Shine a light: Beit Avi Chai celebrates Hanukkah

Beit Avi Chai pulled out all the stops to put together a festive agenda that takes in an abundance of season-appropriate musical content.

YARDEN BAR-KOCHBA hosts the ‘Ha’iroo Hadlikoo’ (Glowing Lights) radio show. (photo credit: DANA BAR SIMAN TOV)
YARDEN BAR-KOCHBA hosts the ‘Ha’iroo Hadlikoo’ (Glowing Lights) radio show.
(photo credit: DANA BAR SIMAN TOV)
We could all do with a little light in these dark pandemic-ridden days, couldn’t we? With that in mind Hanukkah may take on extra significance, and should be celebrated in an even jollier spirit than ever, when Beit Avi Chai unfurls its Ha’iru Hadliku (Glowing Lights) program.
The family-tailored event will be broadcast on the Jerusalem institution’s YouTube channel on December 10, starting at 6:30 p.m.
Yotvat Feieresen-Weil, head of programs for children and families and special projects, and Liran Lifshitz, children, families, Kabbalat Shabbat program producer, have pulled out all the stops to put together a festive agenda that takes in an abundance of season-appropriate musical content, and some compelling and entertaining storytelling slots designed to keep parents and kids alike glued to their computer screens.
The all-star cast for the occasion includes the likes of much-loved veteran TV star and children’s show performer Tzipi Shavit, musician-actor Eliad Nachum and high-profile actor-model Daniel Litman, with seasoned stellar writer Ephraim Sidon working his textual and lyrical magic behind the scenes.
Yarden Bar-Kochba is also a natural choice to be in the thick of things in the Beit Avi Chai festival of light pageant. Over the past three decades or so, 50-year-old Bar-Kochba has kept herself gainfully occupied across a wide range of entertainment sectors, including stand-up comedy, theater – on the stage as well as from the director’s chair, starring in children’s productions, as a musician and as a radio show presenter.
The latter primarily references the program she fronts together with songwriter Didi Shahar called Shabbat Baboker (On Shabbat Morning), which airs every week on Army Radio. It is a popular slot for the junior crowd, and also fuels Bar-Kochba’s contribution to Ha’iru Hadliku.
“What I will be doing in the Beit Avi Chai event is inspired by the show I have been doing with Didi for quite a few years now,” she explains. “We play a game with children whereby we try to discover some secret they have. We try to guess what their secret is.” There is nothing overly mysterious or dark about the confidential tidbit.

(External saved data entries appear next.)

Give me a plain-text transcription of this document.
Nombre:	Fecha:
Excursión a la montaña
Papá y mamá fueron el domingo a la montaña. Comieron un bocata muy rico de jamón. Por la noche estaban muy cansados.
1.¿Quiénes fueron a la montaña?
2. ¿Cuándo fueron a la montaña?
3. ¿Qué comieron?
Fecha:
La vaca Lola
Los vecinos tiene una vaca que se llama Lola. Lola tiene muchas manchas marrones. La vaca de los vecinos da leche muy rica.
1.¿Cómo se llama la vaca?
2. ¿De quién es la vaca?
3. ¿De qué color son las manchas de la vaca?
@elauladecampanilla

“One child may have had their tonsils out, another may have found a special stone in the middle of the desert, that sort of thing,” Bar-Kochba laughs.
This week that will be adapted to the festive ambience in question. “For Hanukkah, with Beit Avi Chai, we thought we’d look for a child who has had a miracle happen to them.” Presenter and audience alike, as per the radio show format, will be kept in the dark all the way through.
“We will try to guess what the miracle was,” says Bar-Kochba. “I won’t know what the miracle was until the last moment. I think it’s much better that way.” Presumably, the audience will get the presenter’s sense of excitement as she edges her way toward the child’s secret.
Bar-Kochba’s stint at the festival also features a seasonal storytelling turn, when she will air a thematically apposite tale taken from an early-20th-century compendium of yarns culled by feted poet Haim Nahman Bialik together with renowned editor Yehoshua Hana Ravnitzky, based on Talmudic and Midrashic literature.
“It is a lovely legend about the sun and the moon, and how they were once the same size, and how it came about that the sun is so much larger than the moon,” she says.
And there is plenty more to be had in the Beit Avi Chai online festival fiesta, with the accent very much on taking the sunny side of the zeitgeist street.
“Hanukkah comes to us in a complex period of time, and the corona pandemic has consigned us to isolation and distancing, and brought much sadness and darkness to the world,” Feieresen-Weil notes. However, all is not lost, she suggests. “Innumerable moments of hope and light, solidarity and acts of kindness have emerged from this darkness.” That has also informed the way the Glowing Lights program pans out. “We decided to dedicate the first night of Hanukkah to each and every person who chooses to see and add goodness to the world. We will place those wonderful beams of light that enhance our path at the center of the show – [welcome events such as] a friend calling just when you felt alone, your neighbors who took out the trash for you when you were isolating, a word of encouragement and infinite little good acts.” Let’s hang on to those heartwarming sentiments which, hopefully, will help to light things up a little.